Kabul Leans on Foreign Military Power in Absence of Internal Solution
Michael Hughes
June 19, 2016
Afghanistan’s oxymoronic divided “Unity” government is finding temporary succor in the U.S. and NATO expanding their military purview in the face of a Taliban movement on the march. President Barack Obama is worried about his legacy and does not want to see more Taliban gains on his watch, but his policy shift is unlikely to save the Afghan people, who will continue to suffer through stalemates on both the political and military fronts.
On Monday [June 13, 2016], Afghanistan’s Ambassador to the United States Hamdullah Mohib told Sputnik that his country looks favorably upon the Pentagon enlarging its commitment, which encompasses more airstrikes, accompanying Afghan conventional forces in the field and targeting the Taliban.
“This would enable the U.S. troops… to help Afghan troops in offensives against the Taliban,” Mohib explained.
Earlier in the week deputy presidential spokesman Sayed Zafar Hashimi struck a similar note and the Afghan Defense Ministry appeared of the same mind.

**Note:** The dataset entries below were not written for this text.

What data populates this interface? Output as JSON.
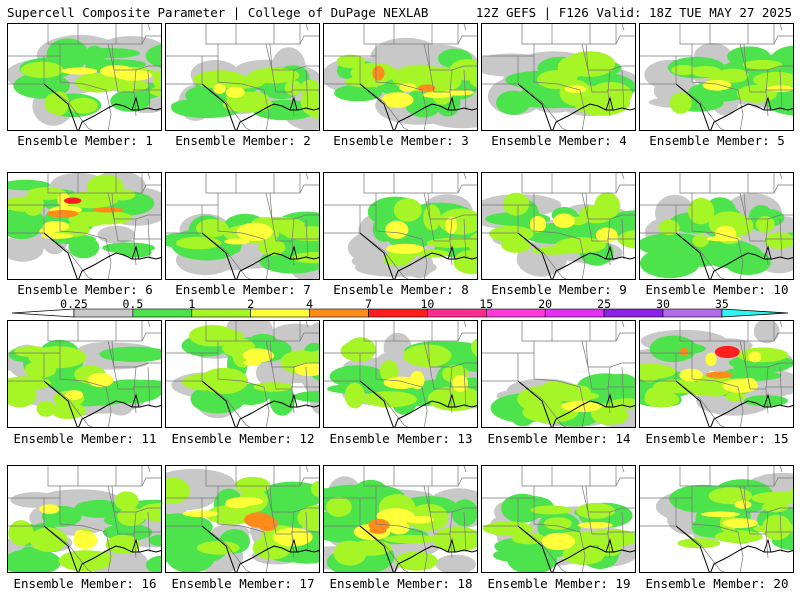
{
  "header": {
    "title_left": "Supercell Composite Parameter | College of DuPage NEXLAB",
    "title_right": "12Z GEFS | F126 Valid: 18Z TUE MAY 27 2025"
  },
  "legend": {
    "levels": [
      "0.25",
      "0.5",
      "1",
      "2",
      "4",
      "7",
      "10",
      "15",
      "20",
      "25",
      "30",
      "35"
    ],
    "colors": [
      "#c8c8c8",
      "#4de34d",
      "#a6f527",
      "#ffff3a",
      "#ff8c1a",
      "#ff1e1e",
      "#ff2e8e",
      "#ff3ad8",
      "#e22ef5",
      "#8c21e8",
      "#b46bea",
      "#2ef5f0"
    ]
  },
  "panels": [
    {
      "label": "Ensemble Member: 1"
    },
    {
      "label": "Ensemble Member: 2"
    },
    {
      "label": "Ensemble Member: 3"
    },
    {
      "label": "Ensemble Member: 4"
    },
    {
      "label": "Ensemble Member: 5"
    },
    {
      "label": "Ensemble Member: 6"
    },
    {
      "label": "Ensemble Member: 7"
    },
    {
      "label": "Ensemble Member: 8"
    },
    {
      "label": "Ensemble Member: 9"
    },
    {
      "label": "Ensemble Member: 10"
    },
    {
      "label": "Ensemble Member: 11"
    },
    {
      "label": "Ensemble Member: 12"
    },
    {
      "label": "Ensemble Member: 13"
    },
    {
      "label": "Ensemble Member: 14"
    },
    {
      "label": "Ensemble Member: 15"
    },
    {
      "label": "Ensemble Member: 16"
    },
    {
      "label": "Ensemble Member: 17"
    },
    {
      "label": "Ensemble Member: 18"
    },
    {
      "label": "Ensemble Member: 19"
    },
    {
      "label": "Ensemble Member: 20"
    }
  ]
}
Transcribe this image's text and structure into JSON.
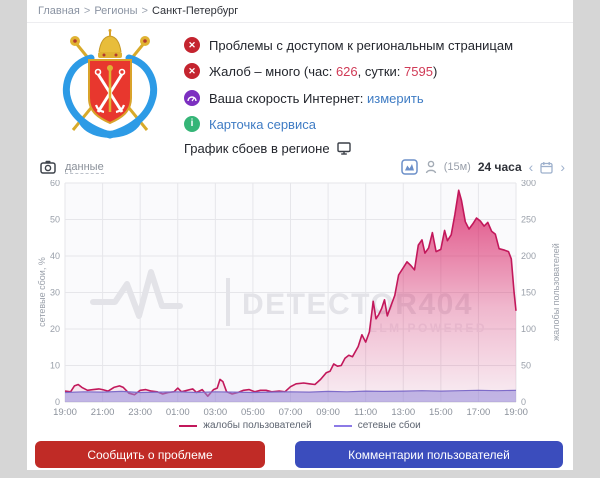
{
  "breadcrumb": {
    "items": [
      "Главная",
      "Регионы",
      "Санкт-Петербург"
    ],
    "separator": ">"
  },
  "status": {
    "problem_line": "Проблемы с доступом к региональным страницам",
    "complaints_prefix": "Жалоб – много (час: ",
    "complaints_hour": "626",
    "complaints_mid": ", сутки: ",
    "complaints_day": "7595",
    "complaints_suffix": ")",
    "speed_label": "Ваша скорость Интернет: ",
    "speed_link": "измерить",
    "service_card": "Карточка сервиса",
    "graph_title": "График сбоев в регионе"
  },
  "chart_header": {
    "data_link": "данные",
    "interval": "(15м)",
    "range": "24 часа",
    "prev": "‹",
    "next": "›"
  },
  "watermark": {
    "brand": "DETECTOR404",
    "tagline": "LLM POWERED"
  },
  "icons": {
    "red_x": "✕",
    "info": "i"
  },
  "chart_data": {
    "type": "area",
    "x_ticks": [
      "19:00",
      "21:00",
      "23:00",
      "01:00",
      "03:00",
      "05:00",
      "07:00",
      "09:00",
      "11:00",
      "13:00",
      "15:00",
      "17:00",
      "19:00"
    ],
    "x_range_hours": [
      0,
      24
    ],
    "left_axis": {
      "label": "сетевые сбои, %",
      "ticks": [
        0,
        10,
        20,
        30,
        40,
        50,
        60
      ],
      "range": [
        0,
        60
      ]
    },
    "right_axis": {
      "label": "жалобы пользователей",
      "ticks": [
        0,
        50,
        100,
        150,
        200,
        250,
        300
      ],
      "range": [
        0,
        300
      ]
    },
    "grid": true,
    "series": [
      {
        "name": "жалобы пользователей",
        "axis": "right",
        "color": "#c2185b",
        "fill_top": "#d81b60",
        "points": [
          [
            0,
            15
          ],
          [
            0.3,
            14
          ],
          [
            0.5,
            22
          ],
          [
            0.7,
            24
          ],
          [
            0.9,
            20
          ],
          [
            1.2,
            16
          ],
          [
            1.5,
            17
          ],
          [
            1.8,
            18
          ],
          [
            2,
            17
          ],
          [
            2.3,
            15
          ],
          [
            2.6,
            20
          ],
          [
            2.9,
            22
          ],
          [
            3.1,
            20
          ],
          [
            3.4,
            12
          ],
          [
            3.7,
            10
          ],
          [
            4,
            16
          ],
          [
            4.3,
            17
          ],
          [
            4.6,
            15
          ],
          [
            4.9,
            14
          ],
          [
            5.2,
            11
          ],
          [
            5.5,
            13
          ],
          [
            5.8,
            14
          ],
          [
            6,
            19
          ],
          [
            6.2,
            14
          ],
          [
            6.5,
            16
          ],
          [
            6.8,
            18
          ],
          [
            7,
            13
          ],
          [
            7.3,
            17
          ],
          [
            7.6,
            8
          ],
          [
            7.9,
            17
          ],
          [
            8.1,
            19
          ],
          [
            8.25,
            31
          ],
          [
            8.4,
            28
          ],
          [
            8.6,
            14
          ],
          [
            8.9,
            11
          ],
          [
            9.2,
            13
          ],
          [
            9.5,
            16
          ],
          [
            9.8,
            17
          ],
          [
            10.1,
            14
          ],
          [
            10.4,
            16
          ],
          [
            10.7,
            16
          ],
          [
            11,
            14
          ],
          [
            11.4,
            15
          ],
          [
            11.7,
            14
          ],
          [
            12,
            21
          ],
          [
            12.3,
            25
          ],
          [
            12.7,
            26
          ],
          [
            13,
            25
          ],
          [
            13.3,
            24
          ],
          [
            13.6,
            31
          ],
          [
            13.9,
            40
          ],
          [
            14.1,
            42
          ],
          [
            14.3,
            52
          ],
          [
            14.5,
            49
          ],
          [
            14.7,
            50
          ],
          [
            14.9,
            60
          ],
          [
            15.1,
            64
          ],
          [
            15.3,
            62
          ],
          [
            15.6,
            76
          ],
          [
            15.8,
            92
          ],
          [
            16,
            82
          ],
          [
            16.2,
            96
          ],
          [
            16.4,
            138
          ],
          [
            16.55,
            114
          ],
          [
            16.7,
            120
          ],
          [
            16.85,
            128
          ],
          [
            17,
            140
          ],
          [
            17.15,
            118
          ],
          [
            17.35,
            132
          ],
          [
            17.55,
            146
          ],
          [
            17.75,
            174
          ],
          [
            18,
            184
          ],
          [
            18.2,
            192
          ],
          [
            18.4,
            187
          ],
          [
            18.6,
            181
          ],
          [
            18.8,
            215
          ],
          [
            19,
            222
          ],
          [
            19.15,
            204
          ],
          [
            19.35,
            211
          ],
          [
            19.55,
            232
          ],
          [
            19.75,
            206
          ],
          [
            20,
            209
          ],
          [
            20.2,
            235
          ],
          [
            20.35,
            221
          ],
          [
            20.55,
            229
          ],
          [
            20.75,
            257
          ],
          [
            20.95,
            290
          ],
          [
            21.1,
            276
          ],
          [
            21.3,
            247
          ],
          [
            21.5,
            237
          ],
          [
            21.7,
            244
          ],
          [
            21.9,
            252
          ],
          [
            22.1,
            248
          ],
          [
            22.3,
            241
          ],
          [
            22.5,
            246
          ],
          [
            22.7,
            234
          ],
          [
            22.9,
            230
          ],
          [
            23.1,
            210
          ],
          [
            23.4,
            208
          ],
          [
            23.6,
            206
          ],
          [
            23.75,
            196
          ],
          [
            23.9,
            150
          ],
          [
            24,
            125
          ]
        ]
      },
      {
        "name": "сетевые сбои",
        "axis": "left",
        "color": "#7e6cc9",
        "fill": "#9486d8",
        "points": [
          [
            0,
            2.6
          ],
          [
            1,
            2.8
          ],
          [
            2,
            2.7
          ],
          [
            3,
            2.9
          ],
          [
            4,
            2.6
          ],
          [
            5,
            2.7
          ],
          [
            6,
            2.8
          ],
          [
            7,
            2.6
          ],
          [
            8,
            2.8
          ],
          [
            9,
            2.7
          ],
          [
            10,
            2.6
          ],
          [
            11,
            2.7
          ],
          [
            12,
            2.8
          ],
          [
            13,
            2.7
          ],
          [
            14,
            2.9
          ],
          [
            15,
            2.8
          ],
          [
            16,
            3.0
          ],
          [
            17,
            2.9
          ],
          [
            18,
            3.0
          ],
          [
            19,
            3.1
          ],
          [
            20,
            3.0
          ],
          [
            21,
            3.1
          ],
          [
            22,
            3.2
          ],
          [
            23,
            3.1
          ],
          [
            24,
            3.2
          ]
        ]
      }
    ]
  },
  "legend": [
    {
      "label": "жалобы пользователей",
      "color": "#c2185b"
    },
    {
      "label": "сетевые сбои",
      "color": "#8c7ae6"
    }
  ],
  "buttons": {
    "report": "Сообщить о проблеме",
    "comments": "Комментарии пользователей"
  },
  "colors": {
    "page_bg": "#d6d6d6",
    "card_bg": "#ffffff",
    "alert_badge": "#c4242f",
    "speed_badge": "#7c2fc0",
    "info_badge": "#35b577",
    "accent_number": "#d03a56",
    "link_blue": "#3f7cc4",
    "report_button": "#c02b26",
    "comments_button": "#3b4dbd",
    "complaints_line": "#c2185b",
    "network_line": "#7e6cc9",
    "grid": "#e6e6ea",
    "watermark": "#e3e3e8"
  }
}
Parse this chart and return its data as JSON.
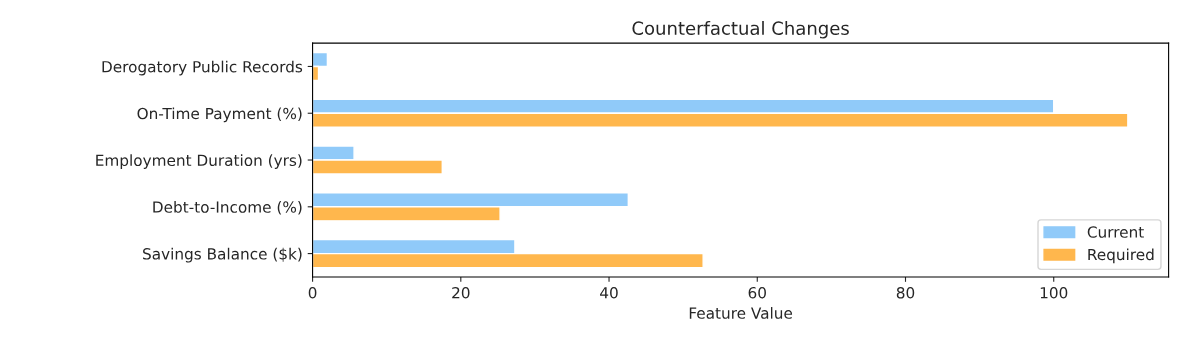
{
  "chart_data": {
    "type": "bar",
    "orientation": "horizontal",
    "title": "Counterfactual Changes",
    "xlabel": "Feature Value",
    "categories": [
      "Derogatory Public Records",
      "On-Time Payment (%)",
      "Employment Duration (yrs)",
      "Debt-to-Income (%)",
      "Savings Balance ($k)"
    ],
    "series": [
      {
        "name": "Current",
        "color": "#90caf9",
        "values": [
          2,
          100,
          5.6,
          42.6,
          27.3
        ]
      },
      {
        "name": "Required",
        "color": "#ffb74d",
        "values": [
          0.8,
          110,
          17.5,
          25.3,
          52.7
        ]
      }
    ],
    "xlim": [
      0,
      115.5
    ],
    "xticks": [
      0,
      20,
      40,
      60,
      80,
      100
    ],
    "grid": false,
    "legend": "bottom right"
  }
}
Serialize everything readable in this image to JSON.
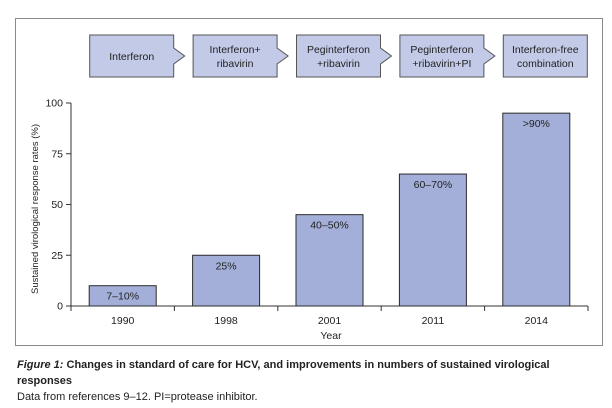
{
  "stages": [
    {
      "lines": [
        "Interferon"
      ],
      "arrow": true
    },
    {
      "lines": [
        "Interferon+",
        "ribavirin"
      ],
      "arrow": true
    },
    {
      "lines": [
        "Peginterferon",
        "+ribavirin"
      ],
      "arrow": true
    },
    {
      "lines": [
        "Peginterferon",
        "+ribavirin+PI"
      ],
      "arrow": true
    },
    {
      "lines": [
        "Interferon-free",
        "combination"
      ],
      "arrow": false
    }
  ],
  "chart_data": {
    "type": "bar",
    "categories": [
      "1990",
      "1998",
      "2001",
      "2011",
      "2014"
    ],
    "values": [
      10,
      25,
      45,
      65,
      95
    ],
    "value_labels": [
      "7–10%",
      "25%",
      "40–50%",
      "60–70%",
      ">90%"
    ],
    "xlabel": "Year",
    "ylabel": "Sustained virological response rates (%)",
    "yticks": [
      0,
      25,
      50,
      75,
      100
    ],
    "ylim": [
      0,
      100
    ],
    "grid": false
  },
  "colors": {
    "bar_fill": "#a3afd8",
    "bar_stroke": "#2b2b2b",
    "stage_fill": "#c3cae8",
    "stage_stroke": "#555555"
  },
  "caption": {
    "figure_label": "Figure 1:",
    "title": "Changes in standard of care for HCV, and improvements in numbers of sustained virological responses",
    "note": "Data from references 9–12. PI=protease inhibitor."
  }
}
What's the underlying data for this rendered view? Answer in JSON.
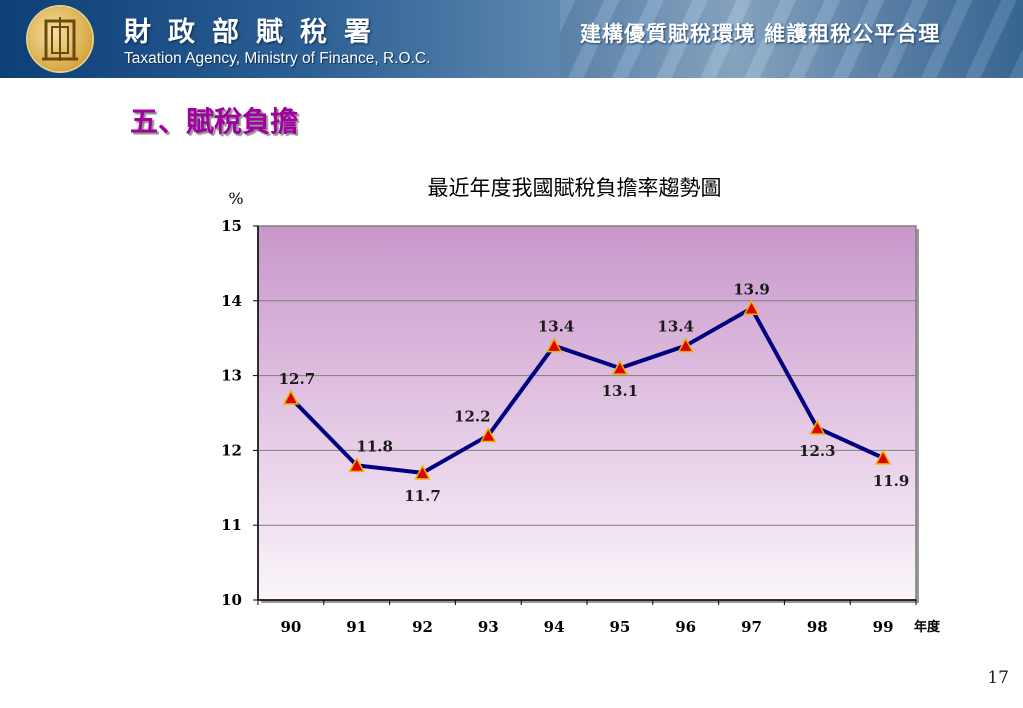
{
  "header": {
    "agency_cn": "財政部賦稅署",
    "agency_en": "Taxation Agency, Ministry of Finance, R.O.C.",
    "slogan": "建構優質賦稅環境  維護租稅公平合理",
    "logo_icon": "emblem-icon"
  },
  "section_title": "五、賦稅負擔",
  "page_number": "17",
  "colors": {
    "line": "#000080",
    "marker": "#e00000",
    "marker_outline": "#e8b800",
    "plot_top": "#c997cb",
    "plot_bottom": "#fbf5fb",
    "title": "#a000a0"
  },
  "chart_data": {
    "type": "line",
    "title": "最近年度我國賦稅負擔率趨勢圖",
    "ylabel": "%",
    "xlabel": "年度",
    "ylim": [
      10,
      15
    ],
    "yticks": [
      10,
      11,
      12,
      13,
      14,
      15
    ],
    "grid": true,
    "x": [
      "90",
      "91",
      "92",
      "93",
      "94",
      "95",
      "96",
      "97",
      "98",
      "99"
    ],
    "values": [
      12.7,
      11.8,
      11.7,
      12.2,
      13.4,
      13.1,
      13.4,
      13.9,
      12.3,
      11.9
    ],
    "labels": [
      "12.7",
      "11.8",
      "11.7",
      "12.2",
      "13.4",
      "13.1",
      "13.4",
      "13.9",
      "12.3",
      "11.9"
    ]
  }
}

Ministry spokesman Daulat Waziri told AFP that Afghanistan, “welcomes the U.S. announcement of broader involvement in the war.”
In addition, U.S. NATO allies are prepared to maintain a presence in Afghanistan and will commit billions through 2020 to support Afghan security forces. U.S. Defense Secretary Ash Carter reportedly even told NATO members that Washington will revisit Obama’s decision to withdraw American troops.
The policy change comes as Taliban fighters continue to gobble up more territory. According to the The Long War Journal, the insurgency now controls 39 districts in Afghanistan while contesting another 43. Increased external military support might be able to stem the Taliban tide but will be unable to remedy Afghanistan’s political crisis.
The dysfunctional U.S.-brokered Ghani-Abdullah government, for one, continues to suffer from a legitimacy crisis and appears incapable of implementing sorely needed electoral reforms. Tolo News reported on Wednesday [June 15, 2016] that some politicians and members of the Independent Election Commission (IEC) have sabotaged President Ghani’s efforts to enact legislation to pave the way for parliamentary elections.
“The commissioners launched massive campaigns and they get positive results. They deceived the lawmakers in the Wolesi Jirga by saying that if the elections are not held, you remain in your posts,” head of the Afghan parliament’s legal and judicial commission Mohammad Abdoh was quoted as saying.
Obama’s decision to widen the rules of engagement makes for a dangerous slippery slope, as U.S. forces seem destined to get bogged down in Afghanistan for perpetuity. University of Arizona History Professor David Gibbs told this writer last week that the most striking aspects of the conflict in Afghanistan include its very protracted nature and absence of any plausible termination point.
“The reason for the recent decision to escalate is obviously the political and military weakness of the US-supported Afghan government, which would not be able to survive on its own, combined with continued activity by Taliban and other insurgent forces, which show no sign of defeat,” Gibbs argued.
Moreover, Obama’s move comes in the wake of the United States knocking off the one Taliban leader that showed a scintilla of willingness to engage in peace talks, only to be replaced by a more committed jihadist, in a sign that the U.S. has zero faith in a political settlement. In fact, Al Qaeda leader Ayman al-Zawahri recently pledged allegiance to the new Taliban leader Haibatullah Akhundzada.
On the other hand, the U.S. State Department has applauded Kabul for striking a deal with the militant faction led by Gulbuddin Hekmatyar, a designated terrorist, Osama bin Laden crony, and one of the only government leaders to shell his own capital. Hence, Afghans have every right to look askance upon Washington’s idea of a political solution.
Words of wisdom have come from the unlikeliest of places with respect to the latest developments in the Afghan conflict, that source being former president Hamid Karzai, who casts doubt on U.S. military power as an appropriate remedy for Afghan ills.
“I don’t think military means will bring us [peace],” Karzai told The Washington Post in an interview published earlier this week. “We did it for the last 14 years and it didn’t bring us that, so how do we know…military action will bring us that now?”
Not to mention that with foreign military expansion typically comes more civilian casualties, as Karzai also underscored.
“We are not in a conventional war… there are no front lines here,” he said. “When there are no front lines the population becomes the front line.”
Karzai is able to provide a more sober objective analysis given he is no longer a central abettor of the political tumult that ails Kabul and, at the end of the day, he is right. A foreign military option is not the panacea to Afghanistan’s internal dysfunction – only a true political solution designed by and for Afghans can break the two-front stalemate.